US Existing Home Sales Crashes to Nearly 30-Year Low
US Existing Home Sales Crashes to Nearly 30-Year Low

By Naveen Athrappully

Sales of existing homes dropped last year to the lowest in 28 years even as property prices jumped to record highs, according to the National Association of Realtors (NAR)

Existing home sales declined to 4.09 million units in 2023, which is the lowest level since 1995, according to a Jan. 19 NAR press release. At the same time, the median price of homes hit a “record high” of $389,800. “Despite sluggish home sales, 85 million homeowning households enjoyed further gains in housing wealth,” said NAR Chief Economist Lawrence Yun. “Obviously, the recent, rapid three-year rise in home prices is unsustainable.”

“If price increases continue at the current pace, the country could accelerate into haves and have-nots. Creating a path towards homeownership for today’s renters is essential. It requires economic and income growth and, most importantly, a steady buildup of home construction.”

In December, existing home sales declined from the previous month as well as from a year back. Meanwhile, the total housing inventory at the end of the month was 1 million units, down by 11.5 percent from November but up by over 4 percent in 2022.

Unsold inventory is now only enough to meet 3.2 months of supply at the current pace of sales, down from 3.5 months in November.

“The latest month’s sales look to be the bottom before inevitably turning higher in the New Year,” Mr. Yun said. “Mortgage rates are meaningfully lower compared to just two months ago, and more inventory is expected to appear on the market in upcoming months.”

Since the pandemic, home sales have seen ups and downs in accordance with changing mortgage interest rates. By the end of the first pandemic year in 2020, around 5.5 million homes were sold. This increased to six million in 2021 as mortgage rates declined.

However, beginning in early 2022, the U.S. Federal Reserve began raising its benchmark interest rate, which also triggered a jump in mortgage rates, thereby making mortgages more expensive for prospective homeowners.

Between January 2022 and December 2023, the Fed raised its effective rate from 0.08 percent to 5.33 percent. During this time, the average weekly rate for a 30-year fixed-rate mortgage increased from 3.22 to 6.61 percent. Home sales dropped to five million in 2022 and then to roughly four million last year.

Lisa Sturtevant, chief economist at Bright Multiple Listing Service, doesn’t think that mortgage rates alone are responsible for the low home sales.

“The demand for housing—and homeownership, in particular—has remained high, despite higher rates,” she said in a statement, according to CNN. “Prospective homebuyers have been shut out of the market by a lack of inventory. If there had been more listings on the market in 2023, we would have had more home sales.”

2024 Situation

While mortgage rates have remained elevated over the past year, it has been declining in recent weeks. For the week ending Jan. 17, the average 30-year fixed-rate mortgage was 6.60 percent, down from 7.79 percent in late October, according to Freddie Mac.

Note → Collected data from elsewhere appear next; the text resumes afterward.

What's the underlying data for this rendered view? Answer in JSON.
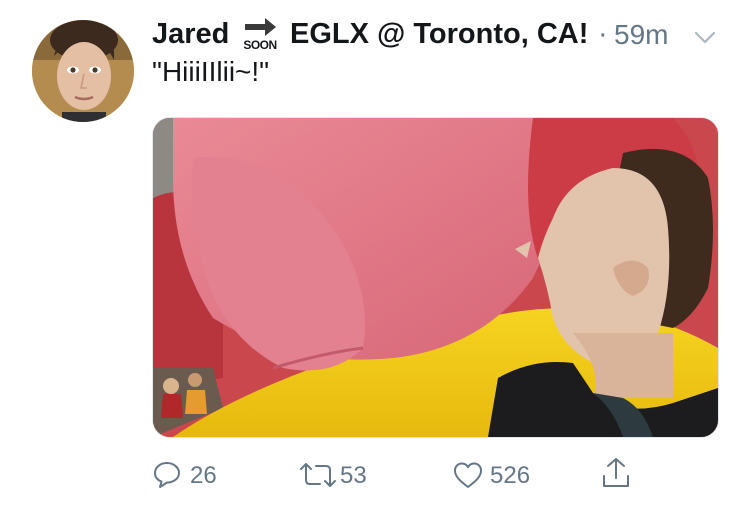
{
  "tweet": {
    "author_name_part1": "Jared",
    "emoji_label": "SOON",
    "author_name_part2": "EGLX @ Toronto, CA!",
    "separator": "·",
    "timestamp": "59m",
    "text": "\"HiiiIIlii~!\""
  },
  "actions": {
    "reply_count": "26",
    "retweet_count": "53",
    "like_count": "526"
  },
  "icons": {
    "reply": "reply-icon",
    "retweet": "retweet-icon",
    "like": "heart-icon",
    "share": "share-icon",
    "more": "chevron-down-icon"
  },
  "colors": {
    "text_primary": "#14171a",
    "text_secondary": "#657786",
    "border": "#e1e8ed"
  }
}
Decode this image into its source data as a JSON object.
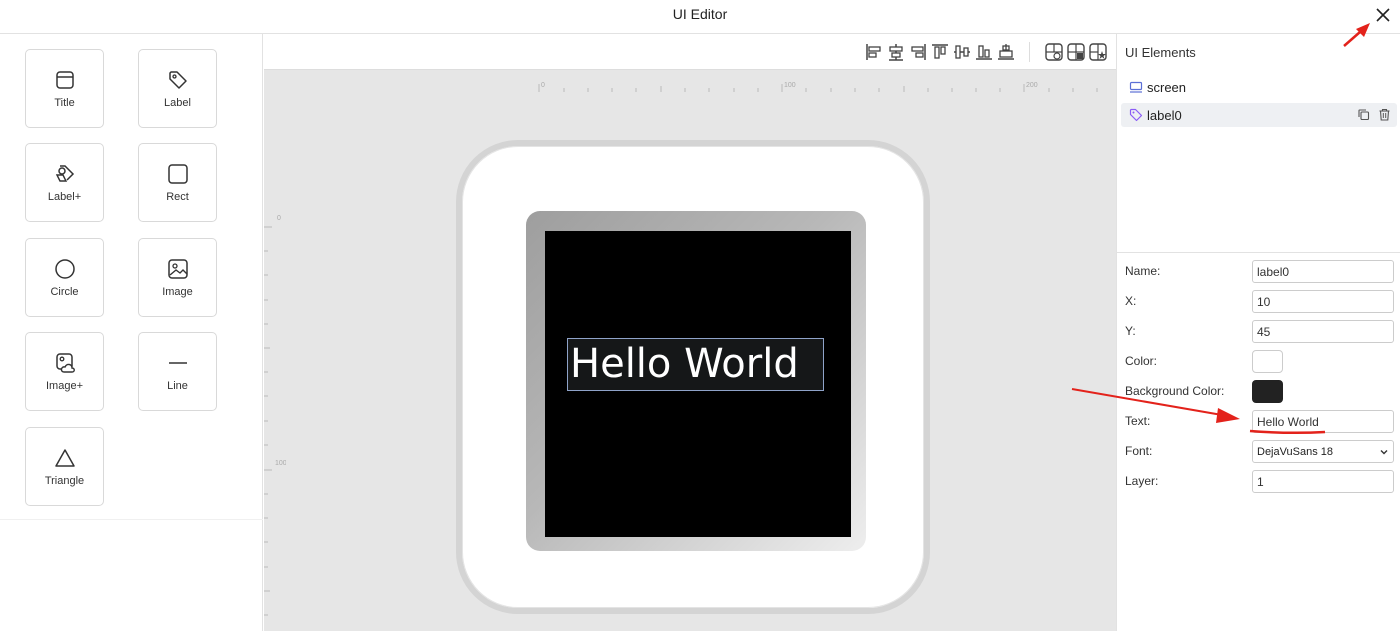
{
  "window": {
    "title": "UI Editor"
  },
  "palette": {
    "items": [
      {
        "label": "Title",
        "icon": "title-icon"
      },
      {
        "label": "Label",
        "icon": "tag-icon"
      },
      {
        "label": "Label+",
        "icon": "tags-icon"
      },
      {
        "label": "Rect",
        "icon": "square-icon"
      },
      {
        "label": "Circle",
        "icon": "circle-icon"
      },
      {
        "label": "Image",
        "icon": "image-icon"
      },
      {
        "label": "Image+",
        "icon": "images-icon"
      },
      {
        "label": "Line",
        "icon": "line-icon"
      },
      {
        "label": "Triangle",
        "icon": "triangle-icon"
      }
    ]
  },
  "canvas": {
    "ruler_top_labels": [
      "0",
      "100",
      "200"
    ],
    "ruler_left_labels": [
      "0",
      "100"
    ],
    "label_text": "Hello World"
  },
  "tree": {
    "title": "UI Elements",
    "items": [
      {
        "label": "screen",
        "icon": "monitor-icon"
      },
      {
        "label": "label0",
        "icon": "tag-icon"
      }
    ]
  },
  "props": {
    "name_label": "Name:",
    "name_value": "label0",
    "x_label": "X:",
    "x_value": "10",
    "y_label": "Y:",
    "y_value": "45",
    "color_label": "Color:",
    "color_value": "#ffffff",
    "bg_label": "Background Color:",
    "bg_value": "#222222",
    "text_label": "Text:",
    "text_value": "Hello World",
    "font_label": "Font:",
    "font_value": "DejaVuSans 18",
    "layer_label": "Layer:",
    "layer_value": "1"
  },
  "colors": {
    "annotation": "#e3221b",
    "accent": "#8b5cf6",
    "tree_icon": "#5b6fd6"
  }
}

Mortgage rates decreased in the week to hit their lowest level since May 2023. “This is an encouraging development for the housing market and, in particular, first-time homebuyers who are sensitive to changes in housing affordability.”

“However, as purchase demand continues to thaw, it will put more pressure on already depleted inventory for sale.”

Real estate brokerage Redfin is reporting higher interest from homebuyers due to lower rates. Both homebuyers and homesellers are now making a move “largely because mortgage rates are holding steady in the mid-6 percent range,” the company said in a Jan. 18 press release.

Agents from the company claim that demand and listings would be increasing even more now if the United States was not experiencing severe winter.

“We expected both buyers and sellers to react more strongly to last month’s drop in mortgage rates once the holidays passed, but frigid weather and snowstorms have halted a lot of buying and selling plans,” said Redfin Economic Research Lead Chen Zhao. “As long as rates don’t shoot up, we expect the market to pick up as the spring season approaches.”

Chicago Redfin Premier agent Dan Close pointed out that homebuyers are feeling “more confident” that they will be able to secure good value for their money.

“Many first-timers are jumping in because Chicago rents are still rising. Homeowners who were waiting for the holidays to be over and rates to come down before selling are getting ready to list. I have several listings prepped to hit the market, some as early as this week and some throughout the rest of the first quarter.”

High mortgage rates are a key factor keeping many sellers from entering the market. Redfin reports that 89 percent of Americans with mortgages have an interest rate below six percent, which is less than the current 6.6 percent rate.

Hence, such individuals have a lower incentive to sell their homes since they may then have to buy a home at a higher rate. However, some homeowners are still selling, enticed by the higher home prices.